The Magistrates’ Court in Victoria can impose an order for up to 2 years for one offence, 4 years for two offences and 5 years if there are three or more offences. The County Court and Supreme Court can impose an order for a minimum of 2 years. No court can give an order for a longer time than the maximum prison term for the particular offence. If the order is made for more than 6 months, the court can order that part of the order is an intensive compliance order. A fine or, in certain circumstances, a sentence of imprisonment can be imposed with a CCO. A County or Supreme Court can also order that you are electronically monitored while on the order. Application can be made to vary the terms and conditions of the order in certain circumstances.
Every order will have terms that you must obey. They include that you:
- Don’t commit any more offences for so long as the order is in place.
- Report to Corrections Victoria within 2 days of the order being made and meet with them regularly after that.
- Let Corrections Victoria know if you change your address.
- Don’t leave the state of Victoria unless you have permission from Corrections Victoria.
- Comply with any direction that Corrections Victoria give to you.
The magistrate will include at least one of these conditions in your order.
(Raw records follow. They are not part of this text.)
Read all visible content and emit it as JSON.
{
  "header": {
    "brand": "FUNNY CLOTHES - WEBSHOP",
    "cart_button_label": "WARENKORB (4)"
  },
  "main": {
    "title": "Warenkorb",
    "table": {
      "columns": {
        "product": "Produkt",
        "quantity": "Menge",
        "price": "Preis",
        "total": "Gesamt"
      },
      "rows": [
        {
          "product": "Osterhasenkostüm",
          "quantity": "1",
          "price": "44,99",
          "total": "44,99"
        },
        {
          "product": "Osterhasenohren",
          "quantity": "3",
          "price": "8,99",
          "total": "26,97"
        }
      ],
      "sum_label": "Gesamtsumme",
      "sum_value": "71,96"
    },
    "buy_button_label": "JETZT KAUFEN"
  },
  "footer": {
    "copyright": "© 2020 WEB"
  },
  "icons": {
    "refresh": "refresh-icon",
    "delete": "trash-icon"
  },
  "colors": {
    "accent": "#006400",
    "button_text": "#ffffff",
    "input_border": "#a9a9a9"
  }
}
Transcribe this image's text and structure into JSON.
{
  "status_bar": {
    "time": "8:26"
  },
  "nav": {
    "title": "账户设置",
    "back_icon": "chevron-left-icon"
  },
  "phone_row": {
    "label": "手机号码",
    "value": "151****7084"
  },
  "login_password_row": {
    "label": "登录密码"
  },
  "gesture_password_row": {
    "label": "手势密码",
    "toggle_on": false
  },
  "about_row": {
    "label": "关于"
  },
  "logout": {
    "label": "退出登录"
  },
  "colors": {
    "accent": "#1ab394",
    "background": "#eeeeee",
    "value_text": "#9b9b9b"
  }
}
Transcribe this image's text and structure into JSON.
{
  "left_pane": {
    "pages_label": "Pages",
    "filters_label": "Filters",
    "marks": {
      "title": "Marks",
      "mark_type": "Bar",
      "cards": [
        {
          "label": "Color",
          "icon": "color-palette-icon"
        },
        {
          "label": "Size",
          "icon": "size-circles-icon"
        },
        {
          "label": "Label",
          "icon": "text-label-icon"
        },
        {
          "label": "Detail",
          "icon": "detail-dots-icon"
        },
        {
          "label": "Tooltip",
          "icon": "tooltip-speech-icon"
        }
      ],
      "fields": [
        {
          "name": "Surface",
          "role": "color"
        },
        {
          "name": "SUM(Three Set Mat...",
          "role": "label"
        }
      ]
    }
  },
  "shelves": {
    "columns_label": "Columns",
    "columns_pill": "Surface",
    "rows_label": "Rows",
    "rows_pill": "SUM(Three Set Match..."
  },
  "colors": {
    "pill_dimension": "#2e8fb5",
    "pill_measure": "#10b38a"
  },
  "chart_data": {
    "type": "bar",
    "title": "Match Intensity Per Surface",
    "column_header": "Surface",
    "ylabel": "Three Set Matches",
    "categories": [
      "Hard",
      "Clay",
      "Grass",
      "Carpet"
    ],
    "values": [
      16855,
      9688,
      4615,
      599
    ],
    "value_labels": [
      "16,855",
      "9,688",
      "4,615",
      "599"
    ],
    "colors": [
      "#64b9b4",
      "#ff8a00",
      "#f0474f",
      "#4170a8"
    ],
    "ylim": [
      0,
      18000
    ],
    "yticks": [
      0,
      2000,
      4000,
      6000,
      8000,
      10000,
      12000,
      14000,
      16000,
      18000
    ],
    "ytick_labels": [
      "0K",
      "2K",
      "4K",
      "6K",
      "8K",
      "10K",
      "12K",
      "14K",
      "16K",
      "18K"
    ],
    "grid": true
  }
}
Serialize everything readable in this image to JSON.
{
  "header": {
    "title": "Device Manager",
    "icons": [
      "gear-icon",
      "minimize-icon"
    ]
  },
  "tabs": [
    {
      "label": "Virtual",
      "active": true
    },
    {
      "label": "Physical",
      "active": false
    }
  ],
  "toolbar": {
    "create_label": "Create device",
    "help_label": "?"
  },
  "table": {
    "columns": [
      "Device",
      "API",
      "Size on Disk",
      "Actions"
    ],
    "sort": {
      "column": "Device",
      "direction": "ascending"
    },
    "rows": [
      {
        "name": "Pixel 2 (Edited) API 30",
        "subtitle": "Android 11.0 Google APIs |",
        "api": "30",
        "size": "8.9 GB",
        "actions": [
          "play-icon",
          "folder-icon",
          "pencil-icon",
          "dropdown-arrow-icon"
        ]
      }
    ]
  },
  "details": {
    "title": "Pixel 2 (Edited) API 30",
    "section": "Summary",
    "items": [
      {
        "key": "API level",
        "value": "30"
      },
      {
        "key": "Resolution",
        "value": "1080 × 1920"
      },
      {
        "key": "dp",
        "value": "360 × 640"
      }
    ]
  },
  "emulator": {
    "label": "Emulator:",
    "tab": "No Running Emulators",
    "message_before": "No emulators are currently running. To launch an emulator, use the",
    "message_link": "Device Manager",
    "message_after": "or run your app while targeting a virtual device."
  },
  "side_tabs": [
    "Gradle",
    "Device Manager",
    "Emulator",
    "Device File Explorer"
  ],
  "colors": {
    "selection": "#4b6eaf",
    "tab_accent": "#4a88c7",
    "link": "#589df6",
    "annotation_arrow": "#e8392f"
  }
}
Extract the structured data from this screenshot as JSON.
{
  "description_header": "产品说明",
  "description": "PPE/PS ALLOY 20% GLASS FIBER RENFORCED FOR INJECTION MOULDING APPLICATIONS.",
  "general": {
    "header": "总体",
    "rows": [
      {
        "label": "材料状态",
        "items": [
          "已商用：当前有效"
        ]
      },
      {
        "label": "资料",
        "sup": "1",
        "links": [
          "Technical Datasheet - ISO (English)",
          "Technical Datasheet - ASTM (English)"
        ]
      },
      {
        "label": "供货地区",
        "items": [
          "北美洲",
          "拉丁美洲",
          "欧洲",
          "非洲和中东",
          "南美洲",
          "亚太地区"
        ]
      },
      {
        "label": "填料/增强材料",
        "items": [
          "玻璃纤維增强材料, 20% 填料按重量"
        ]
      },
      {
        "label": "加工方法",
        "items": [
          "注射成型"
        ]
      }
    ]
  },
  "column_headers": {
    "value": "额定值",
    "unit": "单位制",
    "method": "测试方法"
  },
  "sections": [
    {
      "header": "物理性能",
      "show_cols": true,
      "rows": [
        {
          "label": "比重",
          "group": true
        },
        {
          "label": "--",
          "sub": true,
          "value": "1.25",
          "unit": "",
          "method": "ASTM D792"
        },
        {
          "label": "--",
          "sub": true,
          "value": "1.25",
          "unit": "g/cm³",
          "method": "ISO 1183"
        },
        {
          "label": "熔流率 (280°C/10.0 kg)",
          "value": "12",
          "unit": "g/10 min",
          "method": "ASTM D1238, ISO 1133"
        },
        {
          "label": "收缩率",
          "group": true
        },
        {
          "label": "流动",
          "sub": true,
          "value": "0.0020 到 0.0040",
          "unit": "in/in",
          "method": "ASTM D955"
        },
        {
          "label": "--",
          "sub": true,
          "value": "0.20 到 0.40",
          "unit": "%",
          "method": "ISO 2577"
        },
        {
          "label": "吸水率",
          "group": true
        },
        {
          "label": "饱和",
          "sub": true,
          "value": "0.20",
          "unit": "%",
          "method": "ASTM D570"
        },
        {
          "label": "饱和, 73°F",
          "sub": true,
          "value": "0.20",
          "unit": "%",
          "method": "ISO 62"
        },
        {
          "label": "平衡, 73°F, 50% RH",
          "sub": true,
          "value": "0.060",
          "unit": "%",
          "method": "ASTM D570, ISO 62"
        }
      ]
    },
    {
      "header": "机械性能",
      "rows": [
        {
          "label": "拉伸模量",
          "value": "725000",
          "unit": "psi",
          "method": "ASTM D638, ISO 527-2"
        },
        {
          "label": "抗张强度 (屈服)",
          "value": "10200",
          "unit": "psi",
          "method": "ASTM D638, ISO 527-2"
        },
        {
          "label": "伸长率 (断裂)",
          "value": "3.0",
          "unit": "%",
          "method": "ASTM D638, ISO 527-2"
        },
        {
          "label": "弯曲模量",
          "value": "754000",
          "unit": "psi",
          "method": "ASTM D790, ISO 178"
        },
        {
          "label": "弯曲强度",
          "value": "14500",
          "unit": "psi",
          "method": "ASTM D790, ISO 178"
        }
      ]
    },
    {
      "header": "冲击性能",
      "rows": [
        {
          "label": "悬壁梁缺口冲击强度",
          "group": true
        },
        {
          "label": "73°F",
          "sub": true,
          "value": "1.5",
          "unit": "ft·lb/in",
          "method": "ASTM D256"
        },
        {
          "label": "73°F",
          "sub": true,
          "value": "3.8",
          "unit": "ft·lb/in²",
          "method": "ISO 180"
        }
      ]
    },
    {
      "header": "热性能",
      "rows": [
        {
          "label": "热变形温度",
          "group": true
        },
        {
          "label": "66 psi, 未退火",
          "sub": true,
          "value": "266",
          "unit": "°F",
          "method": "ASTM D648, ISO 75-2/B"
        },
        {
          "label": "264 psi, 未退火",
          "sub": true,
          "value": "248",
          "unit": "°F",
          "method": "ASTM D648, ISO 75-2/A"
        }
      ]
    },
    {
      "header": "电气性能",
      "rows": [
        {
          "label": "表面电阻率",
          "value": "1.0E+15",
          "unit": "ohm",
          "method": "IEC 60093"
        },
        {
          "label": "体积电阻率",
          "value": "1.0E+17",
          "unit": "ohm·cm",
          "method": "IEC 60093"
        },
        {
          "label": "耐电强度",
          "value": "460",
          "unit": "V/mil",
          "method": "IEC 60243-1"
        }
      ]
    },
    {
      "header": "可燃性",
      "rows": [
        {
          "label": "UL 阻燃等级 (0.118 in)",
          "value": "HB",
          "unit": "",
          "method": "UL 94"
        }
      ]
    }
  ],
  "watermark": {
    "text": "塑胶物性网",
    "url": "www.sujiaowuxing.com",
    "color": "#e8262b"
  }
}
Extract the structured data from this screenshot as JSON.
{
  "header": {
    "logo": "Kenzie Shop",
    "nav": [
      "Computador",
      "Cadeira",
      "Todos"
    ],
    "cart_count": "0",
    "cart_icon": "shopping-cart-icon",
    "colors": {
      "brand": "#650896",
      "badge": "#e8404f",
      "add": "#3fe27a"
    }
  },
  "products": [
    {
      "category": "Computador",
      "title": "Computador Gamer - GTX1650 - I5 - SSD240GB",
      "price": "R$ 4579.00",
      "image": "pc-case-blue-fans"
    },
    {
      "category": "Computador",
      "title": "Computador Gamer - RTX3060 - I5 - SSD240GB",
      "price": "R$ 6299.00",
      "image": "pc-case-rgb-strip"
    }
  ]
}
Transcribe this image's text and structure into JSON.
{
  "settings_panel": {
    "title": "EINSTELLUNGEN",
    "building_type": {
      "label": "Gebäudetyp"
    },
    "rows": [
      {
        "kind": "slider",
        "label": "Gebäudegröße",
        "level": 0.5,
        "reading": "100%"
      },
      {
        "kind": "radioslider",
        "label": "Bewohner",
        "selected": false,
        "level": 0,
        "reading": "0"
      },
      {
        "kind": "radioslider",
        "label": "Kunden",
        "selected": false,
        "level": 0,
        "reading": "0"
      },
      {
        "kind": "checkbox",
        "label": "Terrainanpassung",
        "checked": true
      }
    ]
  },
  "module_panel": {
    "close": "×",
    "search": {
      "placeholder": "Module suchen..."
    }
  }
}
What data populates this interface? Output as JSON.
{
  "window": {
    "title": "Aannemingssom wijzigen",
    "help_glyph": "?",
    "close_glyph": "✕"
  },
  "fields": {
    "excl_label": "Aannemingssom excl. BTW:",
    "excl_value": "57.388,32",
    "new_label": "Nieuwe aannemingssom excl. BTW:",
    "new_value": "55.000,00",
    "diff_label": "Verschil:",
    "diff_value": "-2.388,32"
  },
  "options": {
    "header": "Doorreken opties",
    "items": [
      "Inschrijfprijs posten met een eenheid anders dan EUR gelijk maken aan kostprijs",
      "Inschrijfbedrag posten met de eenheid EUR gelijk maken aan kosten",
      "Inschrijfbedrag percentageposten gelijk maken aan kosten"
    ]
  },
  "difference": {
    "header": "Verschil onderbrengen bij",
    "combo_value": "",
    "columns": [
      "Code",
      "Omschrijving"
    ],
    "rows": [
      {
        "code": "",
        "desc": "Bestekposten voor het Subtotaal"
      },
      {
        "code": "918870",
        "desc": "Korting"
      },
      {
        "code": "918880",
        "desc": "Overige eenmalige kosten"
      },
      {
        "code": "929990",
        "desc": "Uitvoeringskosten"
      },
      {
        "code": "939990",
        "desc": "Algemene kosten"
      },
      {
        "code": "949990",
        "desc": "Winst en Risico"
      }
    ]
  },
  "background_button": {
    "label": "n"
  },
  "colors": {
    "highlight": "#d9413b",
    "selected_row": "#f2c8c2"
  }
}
You may have to:
- Work up to 600 hours of community service (up to 20 hours every week).
- Agree to receive treatment for drug or alcohol use.
- Accept the supervision or management of Corrections Victoria.
- Stay away from a particular person.
- Stay away from a particular place.
- Obey a curfew.
- Stay away from licensed places.
- Return to court so the magistrate can check your progress.
- Pay a bond.
- Any other order that the magistrate thinks is appropriate for you.
You will breach your order if you:
- Do or don’t do something required by your order; or
- Do or don’t do something required of you by your supervising corrections officer; or
- Commit another offence while the order is in place.
It is an offence in Victoria to breach (or contravene) a CCO unless you have a reasonable excuse. If for some reason you cannot comply with one or more of the conditions of your order, you must let Corrections Victoria know immediately. The maximum penalty for contravening a CCO is 3 months in prison or a fine of up to $4,550.10. If you have committed another offence while on a CCO and that offence is punishable by a prison sentence, then you will be sent to prison unless there are exceptional circumstances why you should not.